The league meeting may have long since been consigned to the record books as a fairly meaningless fixture but it nonetheless highlighted the growing threat that Sean O'Shea was to prove to opposing defences, the influence that Tom O'Sullivan and Tadgh Morley were to wield in defence and manager Keane's meticulous attention to detail.
O'Shea posted six points in that game (four frees) and gave an indication of the damage that he was about to inflict on opposing defences over the course of the year to date.
Kerry were without the imposing presence of David Moran in midfield on that occasion but they still managed to hold sway in the middle third of the park.

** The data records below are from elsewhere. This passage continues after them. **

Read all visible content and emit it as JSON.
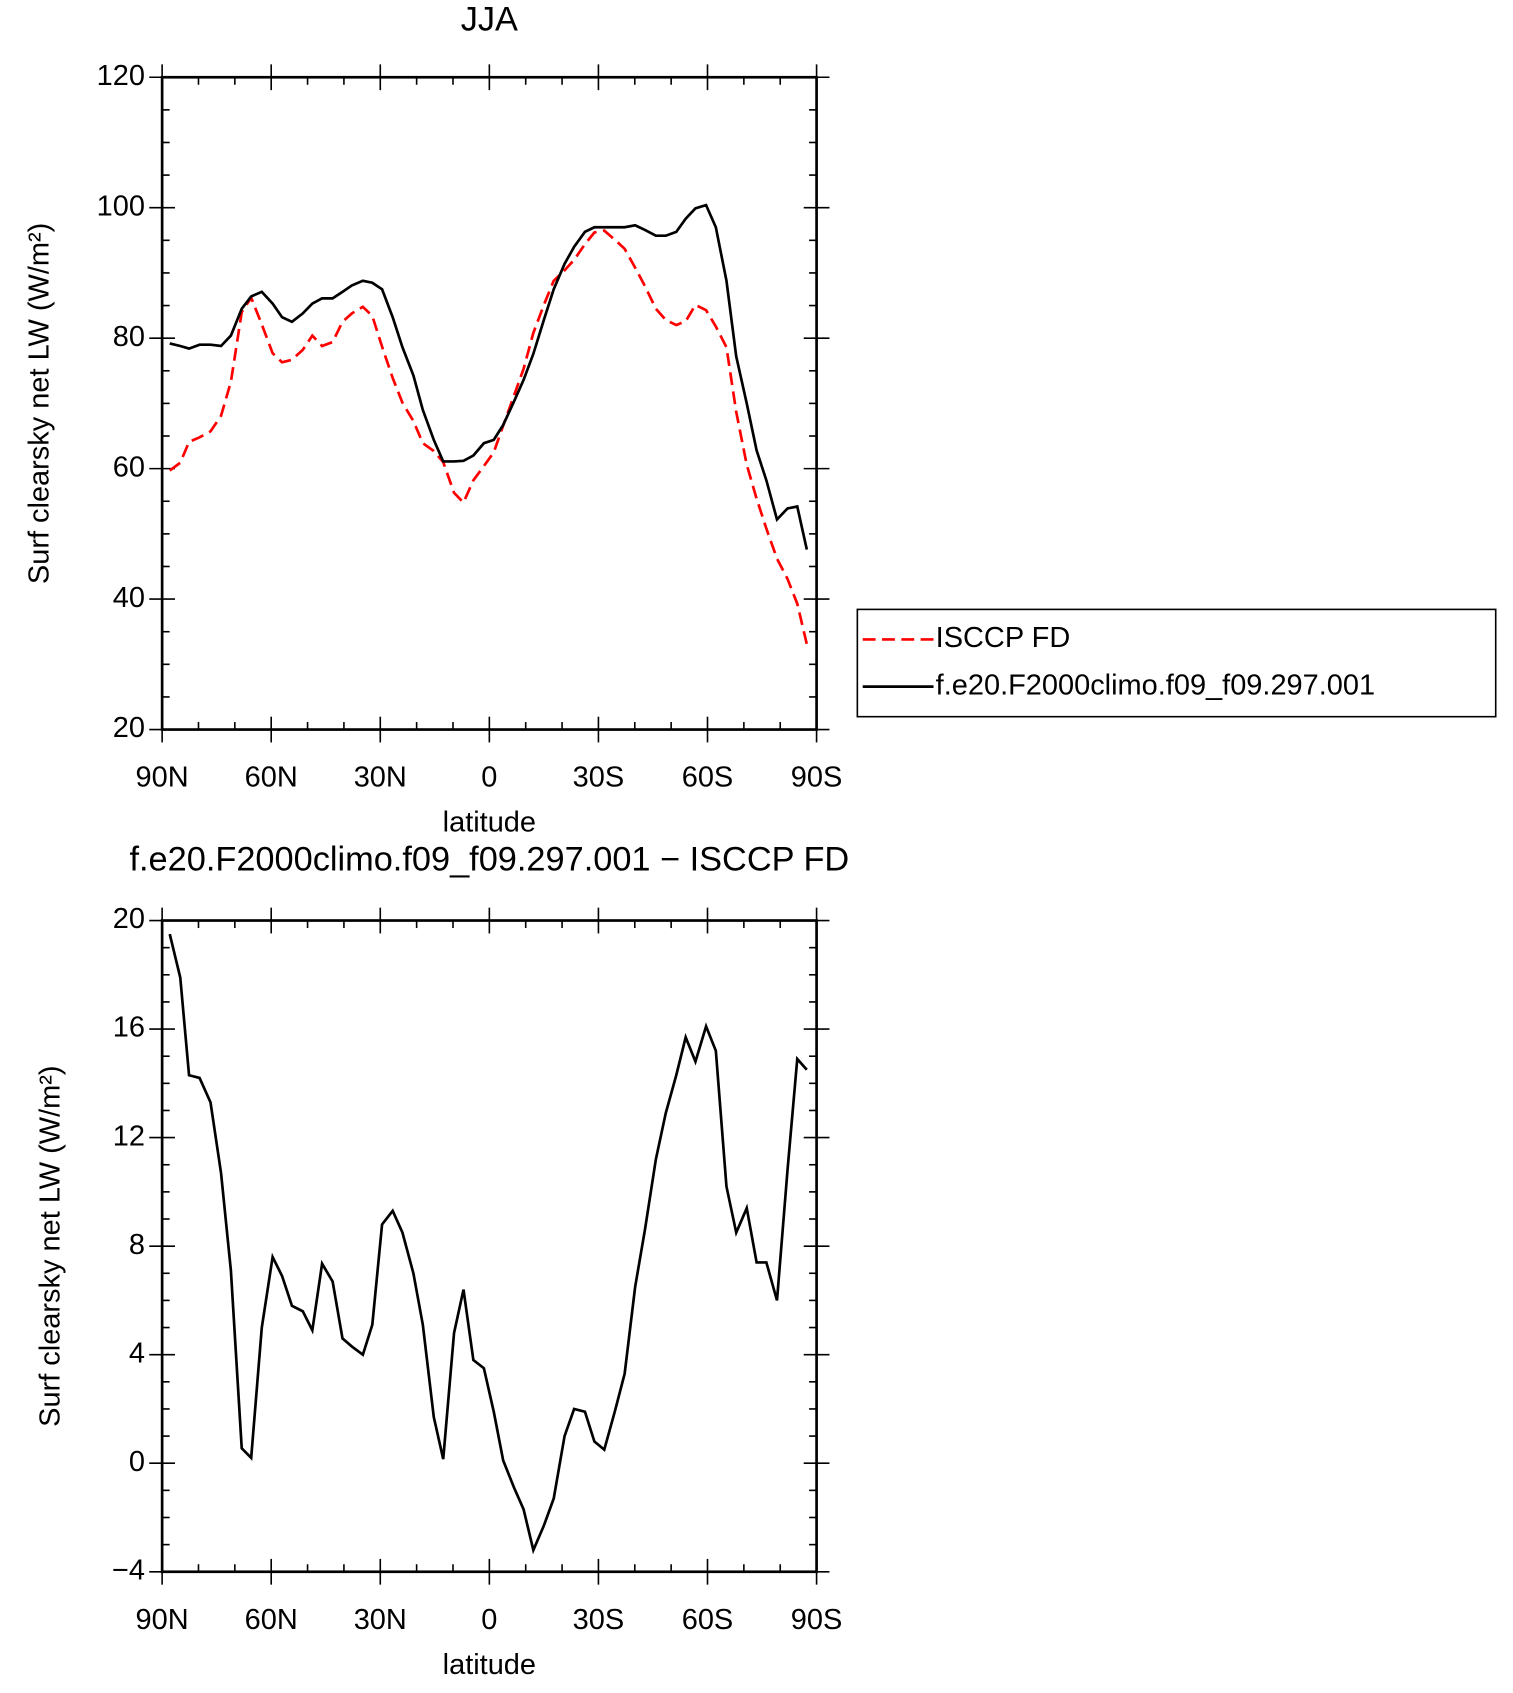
{
  "chart_data": [
    {
      "type": "line",
      "title": "JJA",
      "xlabel": "latitude",
      "ylabel": "Surf clearsky net LW (W/m²)",
      "xlim": [
        90,
        -90
      ],
      "xticks": [
        {
          "value": 90,
          "label": "90N"
        },
        {
          "value": 60,
          "label": "60N"
        },
        {
          "value": 30,
          "label": "30N"
        },
        0,
        {
          "value": -30,
          "label": "30S"
        },
        {
          "value": -60,
          "label": "60S"
        },
        {
          "value": -90,
          "label": "90S"
        }
      ],
      "ylim": [
        20,
        120
      ],
      "yticks": [
        20,
        40,
        60,
        80,
        100,
        120
      ],
      "legend": "right",
      "x": [
        87.9,
        85.0,
        82.6,
        79.7,
        76.7,
        73.8,
        71.1,
        68.1,
        65.5,
        62.6,
        59.6,
        57.0,
        54.3,
        51.3,
        48.7,
        46.0,
        43.1,
        40.4,
        37.8,
        34.8,
        32.2,
        29.5,
        26.6,
        23.9,
        20.9,
        18.3,
        15.3,
        12.7,
        9.7,
        7.1,
        4.4,
        1.5,
        -1.2,
        -3.8,
        -6.8,
        -9.4,
        -12.1,
        -15.0,
        -17.7,
        -20.7,
        -23.3,
        -26.3,
        -28.9,
        -31.6,
        -34.5,
        -37.2,
        -40.1,
        -42.8,
        -45.8,
        -48.5,
        -51.4,
        -54.0,
        -56.7,
        -59.6,
        -62.3,
        -65.2,
        -67.9,
        -70.8,
        -73.5,
        -76.2,
        -79.1,
        -82.0,
        -84.7,
        -87.3
      ],
      "series": [
        {
          "name": "ISCCP FD",
          "color": "#ff0000",
          "dash": true,
          "values": [
            59.7,
            60.9,
            64.1,
            64.8,
            65.7,
            68.1,
            73.3,
            84.0,
            86.2,
            82.1,
            77.7,
            76.3,
            76.7,
            78.2,
            80.4,
            78.8,
            79.4,
            82.5,
            83.8,
            84.8,
            83.4,
            78.7,
            73.9,
            70.1,
            67.3,
            63.9,
            62.7,
            61.0,
            56.3,
            54.8,
            58.2,
            60.4,
            62.5,
            66.6,
            71.2,
            75.3,
            80.8,
            85.1,
            88.8,
            90.4,
            92.0,
            94.4,
            96.2,
            96.5,
            95.1,
            93.7,
            90.8,
            88.0,
            84.5,
            82.8,
            82.0,
            82.6,
            85.1,
            84.3,
            81.8,
            78.6,
            68.7,
            60.6,
            55.4,
            50.8,
            46.2,
            43.1,
            39.3,
            33.1
          ]
        },
        {
          "name": "f.e20.F2000climo.f09_f09.297.001",
          "color": "#000000",
          "dash": false,
          "values": [
            79.2,
            78.8,
            78.4,
            79.0,
            79.0,
            78.8,
            80.4,
            84.5,
            86.4,
            87.1,
            85.3,
            83.2,
            82.5,
            83.8,
            85.3,
            86.1,
            86.1,
            87.1,
            88.1,
            88.8,
            88.5,
            87.5,
            83.2,
            78.6,
            74.3,
            69.0,
            64.4,
            61.1,
            61.1,
            61.2,
            62.0,
            63.9,
            64.4,
            66.7,
            70.3,
            73.6,
            77.6,
            82.8,
            87.5,
            91.4,
            94.0,
            96.3,
            97.0,
            97.0,
            97.0,
            97.0,
            97.3,
            96.6,
            95.7,
            95.7,
            96.3,
            98.3,
            99.9,
            100.4,
            97.0,
            88.8,
            77.2,
            70.0,
            62.8,
            58.2,
            52.2,
            53.9,
            54.2,
            47.6
          ]
        }
      ]
    },
    {
      "type": "line",
      "title": "f.e20.F2000climo.f09_f09.297.001 − ISCCP FD",
      "xlabel": "latitude",
      "ylabel": "Surf clearsky net LW (W/m²)",
      "xlim": [
        90,
        -90
      ],
      "xticks": [
        {
          "value": 90,
          "label": "90N"
        },
        {
          "value": 60,
          "label": "60N"
        },
        {
          "value": 30,
          "label": "30N"
        },
        0,
        {
          "value": -30,
          "label": "30S"
        },
        {
          "value": -60,
          "label": "60S"
        },
        {
          "value": -90,
          "label": "90S"
        }
      ],
      "ylim": [
        -4,
        20
      ],
      "yticks": [
        {
          "value": -4,
          "label": "−4"
        },
        0,
        4,
        8,
        12,
        16,
        20
      ],
      "x": [
        87.9,
        85.0,
        82.6,
        79.7,
        76.7,
        73.8,
        71.1,
        68.1,
        65.5,
        62.6,
        59.6,
        57.0,
        54.3,
        51.3,
        48.7,
        46.0,
        43.1,
        40.4,
        37.8,
        34.8,
        32.2,
        29.5,
        26.6,
        23.9,
        20.9,
        18.3,
        15.3,
        12.7,
        9.7,
        7.1,
        4.4,
        1.5,
        -1.2,
        -3.8,
        -6.8,
        -9.4,
        -12.1,
        -15.0,
        -17.7,
        -20.7,
        -23.3,
        -26.3,
        -28.9,
        -31.6,
        -34.5,
        -37.2,
        -40.1,
        -42.8,
        -45.8,
        -48.5,
        -51.4,
        -54.0,
        -56.7,
        -59.6,
        -62.3,
        -65.2,
        -67.9,
        -70.8,
        -73.5,
        -76.2,
        -79.1,
        -82.0,
        -84.7,
        -87.3
      ],
      "series": [
        {
          "color": "#000000",
          "dash": false,
          "values": [
            19.5,
            17.9,
            14.3,
            14.2,
            13.3,
            10.7,
            7.1,
            0.55,
            0.2,
            5.0,
            7.6,
            6.9,
            5.8,
            5.6,
            4.9,
            7.35,
            6.7,
            4.6,
            4.3,
            4.0,
            5.1,
            8.8,
            9.3,
            8.5,
            7.0,
            5.1,
            1.7,
            0.15,
            4.8,
            6.4,
            3.8,
            3.5,
            1.9,
            0.1,
            -0.9,
            -1.7,
            -3.2,
            -2.3,
            -1.3,
            1.0,
            2.0,
            1.9,
            0.8,
            0.5,
            1.9,
            3.3,
            6.5,
            8.6,
            11.2,
            12.9,
            14.3,
            15.7,
            14.8,
            16.1,
            15.2,
            10.2,
            8.5,
            9.4,
            7.4,
            7.4,
            6.0,
            10.8,
            14.9,
            14.5
          ]
        }
      ]
    }
  ]
}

Since then, Kerry's forward division has flourished with players such as Paul Geaney, David Clifford, Stephen O'Brien, Killian Buckley and the superbly accurate O'Shea sustaining their team's drive towards another possible All-Ireland title.
And Tyrone manager Mickey Harte is not in the least surprised to see the Kingdom in the last four of the race to 'Sam'.
"Kerry are still the top team in the country in terms of having won the Sam Maguire Cup," pointed out Harte. "They always have their eye on the big one. They are always expected to be a big, big contender for the All-Ireland title and they seldom let people down."
"So we have a major battle ahead of us and we have to bring our best game to the table. If we can do this, then we can make it a very competitive semi-final and should this prove the case, then who knows which side might win at the end of the day.
"Every day we go out sees us go into a different game. Each team develops over the course of a season and this can be said of both Tyrone and Kerry this year. At this point in time, it's all about this game on Sunday which holds the prize for the winners of a place in the All-Ireland final."
With a crowd of over 60,000 expected, there will be a white-hot atmosphere in Croke Park especially as there is an intense rivalry between the sides.
And while the Kingdom fans will undoubtedly come out in numbers to get behind their side and give manager Keane every encouragement in his first All-Ireland semi-final in charge of the team, Tyrone chairman Michael Kerr is confident that the Red Hands faithful will outshout their counterparts.
"Obviously at this stage of the year the passion and the intensity will be huge but we believe that we can cope with whatever Kerry bring to the table," said Kerr. "This is just where we want to be at this time of the year.
"We have the greatest respect for Kerry and we have watched the progress they have made this year to date. They are no strangers to Croke Park but then again neither are we when you think about it. It's all to play for."